The difference between 1979 and now, however, came in the reaction from the rest of the world. Back then, we had a strong group of women who supported each other, but the men refused to take our complaints seriously (except that one professor, who was a genuinely good guy despite his massive blind spot). Today, we have BD Egalite leading the charge — and the men are joining in. Sattouf was one of the first nominees to support the boycott, and he did so very graciously, offering a list of women who could be nominated in his place. The list of boycotters quickly grew to 12, with support from publishers, fans and other creators. The French minister of culture, Fleur Pellerin, called the all-male slate of nominees "disturbing." The media has had a field day, but unlike in 1979, they are not calling the women ridiculous; they are calling the men ridiculous for being so blatantly out of touch.

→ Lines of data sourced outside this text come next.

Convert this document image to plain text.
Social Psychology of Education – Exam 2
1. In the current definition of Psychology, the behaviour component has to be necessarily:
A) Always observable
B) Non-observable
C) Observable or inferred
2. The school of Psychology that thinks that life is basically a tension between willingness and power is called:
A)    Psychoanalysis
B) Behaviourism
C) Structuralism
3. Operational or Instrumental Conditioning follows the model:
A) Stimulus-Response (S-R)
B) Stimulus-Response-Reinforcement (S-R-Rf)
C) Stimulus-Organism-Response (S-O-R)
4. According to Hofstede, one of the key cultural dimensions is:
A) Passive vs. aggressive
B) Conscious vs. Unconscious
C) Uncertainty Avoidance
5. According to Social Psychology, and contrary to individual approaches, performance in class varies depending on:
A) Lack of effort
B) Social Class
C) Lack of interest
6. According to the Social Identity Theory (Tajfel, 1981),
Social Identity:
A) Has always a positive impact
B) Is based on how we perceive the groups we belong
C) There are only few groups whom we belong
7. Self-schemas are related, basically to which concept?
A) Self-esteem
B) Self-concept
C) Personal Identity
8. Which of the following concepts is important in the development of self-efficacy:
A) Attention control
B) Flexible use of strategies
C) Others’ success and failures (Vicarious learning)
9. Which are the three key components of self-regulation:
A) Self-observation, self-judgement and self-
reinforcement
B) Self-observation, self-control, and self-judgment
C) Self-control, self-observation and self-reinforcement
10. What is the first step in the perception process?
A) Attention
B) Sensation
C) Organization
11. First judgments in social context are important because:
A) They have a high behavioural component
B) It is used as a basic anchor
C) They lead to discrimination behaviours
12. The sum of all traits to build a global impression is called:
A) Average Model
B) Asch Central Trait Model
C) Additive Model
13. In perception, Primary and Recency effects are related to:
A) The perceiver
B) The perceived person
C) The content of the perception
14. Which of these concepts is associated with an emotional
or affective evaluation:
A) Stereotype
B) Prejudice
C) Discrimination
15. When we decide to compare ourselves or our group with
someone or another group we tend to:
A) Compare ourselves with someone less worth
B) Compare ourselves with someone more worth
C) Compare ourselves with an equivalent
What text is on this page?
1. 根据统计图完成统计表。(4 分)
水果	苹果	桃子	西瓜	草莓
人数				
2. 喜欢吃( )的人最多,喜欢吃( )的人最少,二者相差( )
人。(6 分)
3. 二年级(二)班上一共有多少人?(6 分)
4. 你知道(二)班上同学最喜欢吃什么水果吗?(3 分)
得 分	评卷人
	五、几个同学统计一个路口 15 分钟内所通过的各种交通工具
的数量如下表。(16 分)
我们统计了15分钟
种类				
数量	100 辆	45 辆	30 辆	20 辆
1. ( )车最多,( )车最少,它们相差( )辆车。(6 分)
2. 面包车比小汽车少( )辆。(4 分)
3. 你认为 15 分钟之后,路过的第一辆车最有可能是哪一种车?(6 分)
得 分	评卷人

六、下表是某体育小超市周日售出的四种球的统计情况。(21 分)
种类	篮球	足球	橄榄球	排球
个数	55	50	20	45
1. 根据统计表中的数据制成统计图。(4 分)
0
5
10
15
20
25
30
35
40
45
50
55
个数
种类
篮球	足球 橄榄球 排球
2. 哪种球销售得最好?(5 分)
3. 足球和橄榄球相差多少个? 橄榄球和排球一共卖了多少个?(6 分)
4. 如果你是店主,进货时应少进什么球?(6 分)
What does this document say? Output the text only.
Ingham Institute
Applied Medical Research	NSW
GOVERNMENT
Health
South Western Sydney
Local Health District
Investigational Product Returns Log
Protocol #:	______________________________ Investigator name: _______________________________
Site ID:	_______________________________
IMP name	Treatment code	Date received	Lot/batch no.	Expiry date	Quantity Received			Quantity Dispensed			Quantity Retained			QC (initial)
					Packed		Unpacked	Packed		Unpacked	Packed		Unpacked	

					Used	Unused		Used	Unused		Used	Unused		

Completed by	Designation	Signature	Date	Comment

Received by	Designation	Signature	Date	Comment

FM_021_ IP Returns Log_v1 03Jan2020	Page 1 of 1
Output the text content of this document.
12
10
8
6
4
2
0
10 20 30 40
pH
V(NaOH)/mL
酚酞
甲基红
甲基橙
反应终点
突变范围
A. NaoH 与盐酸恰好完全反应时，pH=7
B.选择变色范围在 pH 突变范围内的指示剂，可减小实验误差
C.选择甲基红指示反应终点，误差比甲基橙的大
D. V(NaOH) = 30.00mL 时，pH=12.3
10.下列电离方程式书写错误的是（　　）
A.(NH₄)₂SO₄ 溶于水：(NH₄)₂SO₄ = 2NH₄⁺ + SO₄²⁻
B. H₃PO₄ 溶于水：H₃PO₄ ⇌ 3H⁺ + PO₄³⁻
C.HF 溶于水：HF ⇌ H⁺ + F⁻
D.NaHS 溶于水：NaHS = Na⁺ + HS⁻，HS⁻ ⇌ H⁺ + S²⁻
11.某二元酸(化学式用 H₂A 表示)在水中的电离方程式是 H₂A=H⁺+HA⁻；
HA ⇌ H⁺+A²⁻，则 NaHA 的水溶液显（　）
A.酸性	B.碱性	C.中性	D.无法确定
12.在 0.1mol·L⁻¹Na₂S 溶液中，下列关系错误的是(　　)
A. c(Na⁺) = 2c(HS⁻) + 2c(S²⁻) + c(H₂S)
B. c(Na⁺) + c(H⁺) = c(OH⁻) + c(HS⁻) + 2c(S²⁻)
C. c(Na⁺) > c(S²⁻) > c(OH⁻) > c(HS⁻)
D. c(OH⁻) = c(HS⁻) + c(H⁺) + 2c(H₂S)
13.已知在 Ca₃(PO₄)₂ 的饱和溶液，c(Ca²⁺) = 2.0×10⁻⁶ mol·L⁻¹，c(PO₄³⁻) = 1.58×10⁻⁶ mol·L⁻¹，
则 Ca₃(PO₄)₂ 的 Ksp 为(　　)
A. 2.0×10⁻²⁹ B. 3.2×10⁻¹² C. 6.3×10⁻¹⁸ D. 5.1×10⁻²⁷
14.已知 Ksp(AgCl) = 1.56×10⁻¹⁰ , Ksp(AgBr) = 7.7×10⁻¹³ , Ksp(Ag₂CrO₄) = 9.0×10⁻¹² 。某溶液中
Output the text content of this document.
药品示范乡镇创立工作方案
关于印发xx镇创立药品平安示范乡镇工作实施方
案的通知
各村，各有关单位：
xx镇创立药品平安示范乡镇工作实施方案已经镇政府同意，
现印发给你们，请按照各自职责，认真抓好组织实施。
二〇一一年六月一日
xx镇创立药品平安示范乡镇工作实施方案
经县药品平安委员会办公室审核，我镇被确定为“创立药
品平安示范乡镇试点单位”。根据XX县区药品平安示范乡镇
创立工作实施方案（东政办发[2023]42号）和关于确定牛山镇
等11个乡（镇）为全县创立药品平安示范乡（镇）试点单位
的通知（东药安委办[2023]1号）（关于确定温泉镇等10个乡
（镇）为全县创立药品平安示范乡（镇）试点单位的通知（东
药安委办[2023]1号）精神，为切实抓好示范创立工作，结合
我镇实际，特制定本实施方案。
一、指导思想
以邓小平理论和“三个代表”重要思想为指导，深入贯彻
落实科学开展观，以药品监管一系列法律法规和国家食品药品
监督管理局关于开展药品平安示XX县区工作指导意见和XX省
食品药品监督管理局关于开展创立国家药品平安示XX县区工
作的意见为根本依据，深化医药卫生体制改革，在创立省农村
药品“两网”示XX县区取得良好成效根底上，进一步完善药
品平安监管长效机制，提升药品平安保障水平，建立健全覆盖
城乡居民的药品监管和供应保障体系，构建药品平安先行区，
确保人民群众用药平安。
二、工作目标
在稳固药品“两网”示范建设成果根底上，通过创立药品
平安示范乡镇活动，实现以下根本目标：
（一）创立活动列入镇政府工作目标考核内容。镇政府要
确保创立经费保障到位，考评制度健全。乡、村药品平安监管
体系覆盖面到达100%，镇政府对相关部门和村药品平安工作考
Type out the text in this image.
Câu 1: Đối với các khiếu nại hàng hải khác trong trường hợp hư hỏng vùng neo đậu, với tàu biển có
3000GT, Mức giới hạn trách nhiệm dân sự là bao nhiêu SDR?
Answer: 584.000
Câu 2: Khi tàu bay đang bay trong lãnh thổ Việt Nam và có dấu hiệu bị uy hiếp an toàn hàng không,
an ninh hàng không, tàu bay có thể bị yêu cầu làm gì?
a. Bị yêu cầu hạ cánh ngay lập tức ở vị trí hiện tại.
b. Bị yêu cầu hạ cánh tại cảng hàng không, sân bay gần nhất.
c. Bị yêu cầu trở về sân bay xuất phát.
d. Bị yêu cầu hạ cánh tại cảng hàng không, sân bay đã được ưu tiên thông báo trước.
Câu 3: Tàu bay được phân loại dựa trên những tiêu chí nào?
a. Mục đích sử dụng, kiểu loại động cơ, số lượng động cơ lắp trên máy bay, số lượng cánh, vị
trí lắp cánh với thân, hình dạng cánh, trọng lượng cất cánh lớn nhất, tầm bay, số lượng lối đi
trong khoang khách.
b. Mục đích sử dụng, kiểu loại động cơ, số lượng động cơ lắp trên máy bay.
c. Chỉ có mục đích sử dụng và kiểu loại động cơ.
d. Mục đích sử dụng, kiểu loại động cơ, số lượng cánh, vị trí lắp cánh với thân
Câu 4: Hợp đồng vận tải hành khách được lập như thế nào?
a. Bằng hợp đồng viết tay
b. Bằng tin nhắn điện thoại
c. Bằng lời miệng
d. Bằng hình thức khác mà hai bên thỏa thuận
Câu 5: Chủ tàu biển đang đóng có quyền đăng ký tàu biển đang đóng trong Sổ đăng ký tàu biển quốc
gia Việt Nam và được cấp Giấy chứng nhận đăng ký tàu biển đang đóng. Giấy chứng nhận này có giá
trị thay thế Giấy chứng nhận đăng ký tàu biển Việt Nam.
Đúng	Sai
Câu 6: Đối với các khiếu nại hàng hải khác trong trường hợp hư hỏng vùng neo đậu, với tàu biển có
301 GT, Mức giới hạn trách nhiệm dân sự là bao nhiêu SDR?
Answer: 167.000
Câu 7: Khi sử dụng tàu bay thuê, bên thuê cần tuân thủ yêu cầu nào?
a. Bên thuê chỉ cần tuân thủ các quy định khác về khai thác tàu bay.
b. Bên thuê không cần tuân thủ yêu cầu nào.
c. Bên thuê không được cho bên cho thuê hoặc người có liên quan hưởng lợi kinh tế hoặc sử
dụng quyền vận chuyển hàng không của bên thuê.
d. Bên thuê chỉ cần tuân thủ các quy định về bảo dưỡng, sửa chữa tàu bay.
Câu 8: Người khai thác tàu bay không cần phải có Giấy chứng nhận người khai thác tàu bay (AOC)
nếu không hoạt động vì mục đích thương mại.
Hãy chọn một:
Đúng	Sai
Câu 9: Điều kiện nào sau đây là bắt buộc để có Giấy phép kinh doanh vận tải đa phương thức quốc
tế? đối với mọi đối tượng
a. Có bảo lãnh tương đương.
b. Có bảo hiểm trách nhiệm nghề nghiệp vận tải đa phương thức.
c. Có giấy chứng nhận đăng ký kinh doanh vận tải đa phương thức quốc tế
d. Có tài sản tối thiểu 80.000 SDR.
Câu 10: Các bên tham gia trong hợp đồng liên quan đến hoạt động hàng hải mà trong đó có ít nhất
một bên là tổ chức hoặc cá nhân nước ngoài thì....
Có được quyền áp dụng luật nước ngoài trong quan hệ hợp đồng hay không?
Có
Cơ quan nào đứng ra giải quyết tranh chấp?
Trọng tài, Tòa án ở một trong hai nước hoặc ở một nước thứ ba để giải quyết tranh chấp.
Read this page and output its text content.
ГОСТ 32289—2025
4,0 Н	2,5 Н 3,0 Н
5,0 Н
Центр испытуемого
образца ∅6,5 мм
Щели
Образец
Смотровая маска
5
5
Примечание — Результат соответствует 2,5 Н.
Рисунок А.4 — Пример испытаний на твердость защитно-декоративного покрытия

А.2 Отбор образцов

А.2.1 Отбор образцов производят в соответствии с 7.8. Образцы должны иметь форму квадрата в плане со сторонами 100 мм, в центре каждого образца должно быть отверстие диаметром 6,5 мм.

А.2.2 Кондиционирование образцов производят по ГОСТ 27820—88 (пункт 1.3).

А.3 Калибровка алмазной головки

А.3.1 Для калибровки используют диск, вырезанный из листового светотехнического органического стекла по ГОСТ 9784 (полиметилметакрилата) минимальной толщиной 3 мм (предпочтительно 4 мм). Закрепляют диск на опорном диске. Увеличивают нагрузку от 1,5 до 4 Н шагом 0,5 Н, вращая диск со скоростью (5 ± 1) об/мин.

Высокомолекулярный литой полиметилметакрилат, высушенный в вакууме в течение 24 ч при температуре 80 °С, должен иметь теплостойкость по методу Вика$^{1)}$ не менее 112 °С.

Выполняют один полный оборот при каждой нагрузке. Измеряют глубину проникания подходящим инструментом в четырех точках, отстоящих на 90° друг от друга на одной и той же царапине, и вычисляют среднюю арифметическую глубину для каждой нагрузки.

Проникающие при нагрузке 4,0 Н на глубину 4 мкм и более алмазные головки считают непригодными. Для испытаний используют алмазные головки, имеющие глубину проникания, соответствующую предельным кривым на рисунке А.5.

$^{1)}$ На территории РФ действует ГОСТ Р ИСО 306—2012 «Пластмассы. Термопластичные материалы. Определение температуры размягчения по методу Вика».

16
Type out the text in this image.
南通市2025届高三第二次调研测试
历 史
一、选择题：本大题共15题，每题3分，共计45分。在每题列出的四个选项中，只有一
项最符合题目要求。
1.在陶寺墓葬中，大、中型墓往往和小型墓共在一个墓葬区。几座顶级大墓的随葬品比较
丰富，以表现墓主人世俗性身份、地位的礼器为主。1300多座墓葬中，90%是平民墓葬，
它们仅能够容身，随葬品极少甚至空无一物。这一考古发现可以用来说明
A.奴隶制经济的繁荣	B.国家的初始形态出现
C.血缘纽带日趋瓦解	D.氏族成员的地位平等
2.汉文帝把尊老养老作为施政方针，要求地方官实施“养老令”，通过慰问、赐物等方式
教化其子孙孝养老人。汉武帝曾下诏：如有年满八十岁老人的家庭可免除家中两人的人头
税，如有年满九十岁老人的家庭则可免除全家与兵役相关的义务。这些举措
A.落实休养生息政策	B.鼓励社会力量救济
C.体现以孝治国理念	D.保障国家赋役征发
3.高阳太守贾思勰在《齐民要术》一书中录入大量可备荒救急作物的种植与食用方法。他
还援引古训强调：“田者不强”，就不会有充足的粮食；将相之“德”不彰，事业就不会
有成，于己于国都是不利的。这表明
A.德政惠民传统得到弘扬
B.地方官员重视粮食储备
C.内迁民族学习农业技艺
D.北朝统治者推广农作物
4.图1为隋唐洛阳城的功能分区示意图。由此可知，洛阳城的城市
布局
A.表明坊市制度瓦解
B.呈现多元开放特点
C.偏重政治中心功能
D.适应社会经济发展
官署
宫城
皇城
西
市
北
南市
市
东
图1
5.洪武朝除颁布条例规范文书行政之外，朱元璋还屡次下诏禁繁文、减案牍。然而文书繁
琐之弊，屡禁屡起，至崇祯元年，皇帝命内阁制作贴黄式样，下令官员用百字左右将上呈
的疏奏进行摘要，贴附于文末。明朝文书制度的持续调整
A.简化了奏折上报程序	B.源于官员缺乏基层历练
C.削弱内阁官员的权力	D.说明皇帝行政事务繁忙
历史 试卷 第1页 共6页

Protests often have value outside of the matter under consideration. In this case, it's the added attention brought to talented women creators worldwide. Fans started posting their favorite works by women creators under the Twitter hashtag #WomenDoBD; check it out for some good reading. Liberation compiled a list of 30 women creators who deserve to be nominated for the Grand Prix (it's in French, but many of the names are familiar to English-language readers). And the controversy brought new attention to "Comics Creatrix: 100 Women Making Comics," an exhibit co-curated by critic Paul Gravett that will open this week at the House of Illustration in London.

All this goes to show that Bondoux was wrong. You can, in fact, rewrite comics history, because "history" is as much interpretation as fact, and it reflects the biases of the writers. History gets rewritten all the time as attitudes change and new information comes to light. Back in 1979, Germaine Greer rewrote history by bringing to light the works of long-neglected artists such as Artemisia Gentileschi, Angellica Kauffman and Sofonisba Anguissola, painters who are now much better known than they were 40 years ago. They have been added to art history, or rather, art history is more complete now.

Just because Bondoux didn't see any women creators doesn't mean they weren't there, and artists like Linda Barry and Rumiko Takahashi have an advantage that Artemisia Gentileschi did not: Their contemporaries won't let them be erased from history as it is being written. The comics world has a lot to be proud of this week.